The Baffling New Trend in Movie Poster Design
The marketing departments at movie studios are in the business of boiling the success and failure of movies down to simple formulas. Based on the posters from the first half of this year, the formula they seem to have settled on is "Movie Posters MINUS Face EQUALS Money."
While the Lincoln poster is admittedly badass, it appears that Abraham Lincoln is actively hiding his face from us for no apparent reason. If he wanted to hide his identity, he probably would have chosen something besides a Lincoln stovepipe hat to hide behind. The entire premise of Haywire is "beautiful woman realistically beats the shit out of people," and its poster opts to hide her face and instead go for more of a Slash from Guns N' Roses look. We're not sure what Now You See Me is about, but it seems content letting us assume it's a caper set in an early iPod advertisement.
Now there's a logic at work here that, like all bad ideas, makes sense in certain contexts. For instance, some blockbusters opt to show a simple logo instead of actors.
Nolan's gritty Batman movies, Spider-Man and the Hunger Games books all have bigger fan bases than any individual actor in those movies, so it makes sense that they'd use their logo. Other times, blockbusters are willing to acknowledge that they do, in fact, contain characters by opting for the "show the character from behind, thus leaving open the possibility that it's your favorite actor" design:
This can also be useful if you have something to hide; for instance, that your comedy is only produced by the guy who directed The Hangover, and doesn't have any of the recognizable stars from The Hangover in it. Is that Bradley Cooper passed out face down in the grass? The makers of Project X aren't telling ...
But often times, perfectly good movies are being hurt by the assholes in marketing's new, pointless rule. For instance, you probably didn't go see Wanderlust when it came out earlier this year, even though it's made by one of the best comedic directors working and stars the hilarious Paul Rudd. Of course, you wouldn't have known who was in it based on the poster, which could just as easily have been an ad for allergy medication.
Wanderlust had what used to be considered money in the bank: two likeable stars we wouldn't mind watching fuck each other. And it went out of its way to hide that fact from us on the movie poster.

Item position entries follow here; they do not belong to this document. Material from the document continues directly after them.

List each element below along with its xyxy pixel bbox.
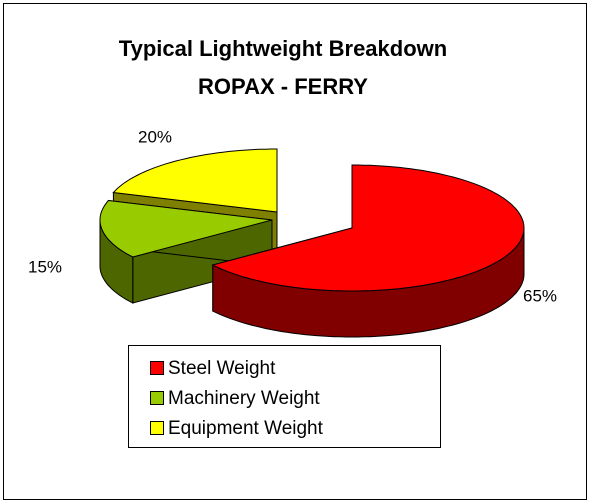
legend-label: Machinery Weight — [168, 388, 320, 409]
slice — [211, 164, 525, 292]
legend-swatch — [150, 361, 164, 375]
legend-swatch — [150, 421, 164, 435]
legend-label: Steel Weight — [168, 358, 276, 379]
slice — [99, 199, 273, 258]
data-label: 20% — [138, 127, 172, 146]
chart-subtitle: ROPAX - FERRY — [198, 74, 368, 99]
chart-title: Typical Lightweight Breakdown — [119, 36, 447, 61]
data-label: 65% — [523, 286, 557, 305]
slice — [112, 148, 278, 213]
data-label: 15% — [28, 257, 62, 276]
legend-swatch — [150, 391, 164, 405]
legend-label: Equipment Weight — [168, 418, 324, 439]
legend-box — [128, 345, 441, 448]
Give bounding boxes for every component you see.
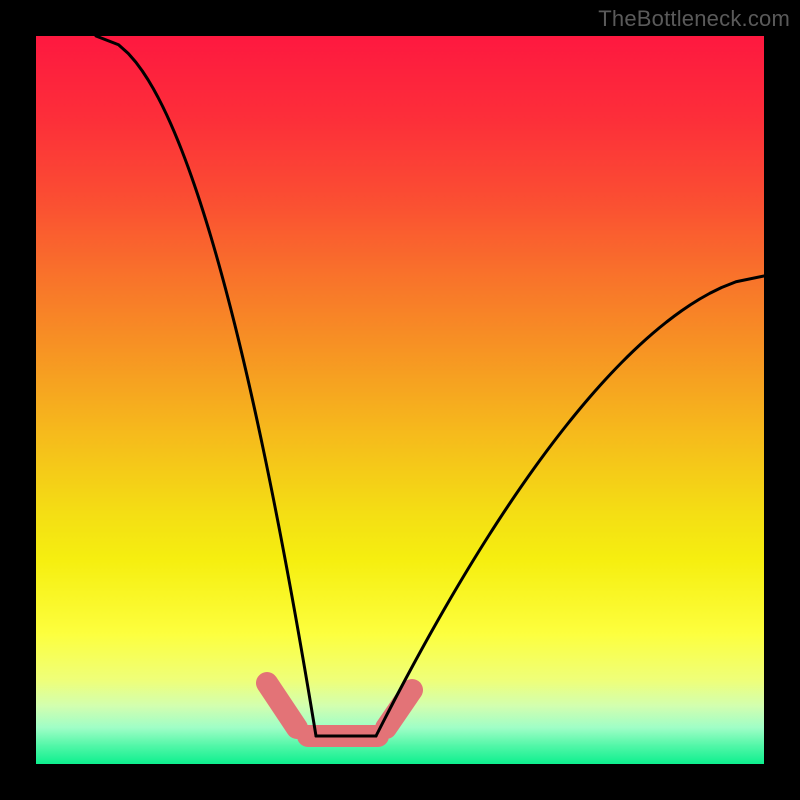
watermark-text: TheBottleneck.com bbox=[598, 6, 790, 32]
curve-right-branch bbox=[376, 276, 764, 736]
curve-overlay bbox=[36, 36, 764, 764]
curve-left-branch bbox=[96, 36, 316, 736]
plot-area bbox=[36, 36, 764, 764]
chart-stage: TheBottleneck.com bbox=[0, 0, 800, 800]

There is, of course, a perfectly stupid misunderstanding behind all of this: Hollywood has noticed that movie stars -- people audiences will turn out to see regardless of what the movie is about -- are an endangered species. In the early '90s, they had Schwarzenegger and Stallone for action movies, Tom Hanks and Tom Cruise for comedies and dramas and at least a dozen other bankable go-to stars. These days, the only actors with reliable box office track records are early '90s rap novelty acts, and they've only taught two of those how to act.
Don't think they haven't tried to make Vanilla Ice take lessons.
The supposedly bankable movie stars who aren't Will Smith and Mark Wahlberg spent the past few years proving that we won't go see them in any old piece of shit.
Our message to Hollywood was loud and unmistakable: We will no longer go to see a crappy movie just because it has two famous people riding a motorcycle together. But when marketing departments are trying to reverse-engineer successes and failures, the one thing they're not allowed to take into account is quality. Those three movies from back when movie posters had faces in them were all aggressively unoriginal pieces of shit, but studios are not in the business of accepting responsibility for crappy movies. Again, it's in their best interest to pretend that they can avoid future failures by turning past failures into formulas, and "Faces on the Poster EQUALS Cinematic Shit Stain" seems to be where they've landed on this one.
Now that The Avengers has broken every record at the box office with a poster that lets you in on who's actually in the movie, we might start seeing more faces in movie theater lobbies. But it will always be fun to look back and remember the first half of 2012, when Hollywood was so afraid to show faces on movie posters that they made a character-driven movie expressly designed to appeal to fans of the actors involved, and then tried to sell it with a poster that uses a nuclear-blast-level lens flare to make sure you couldn't see who they were.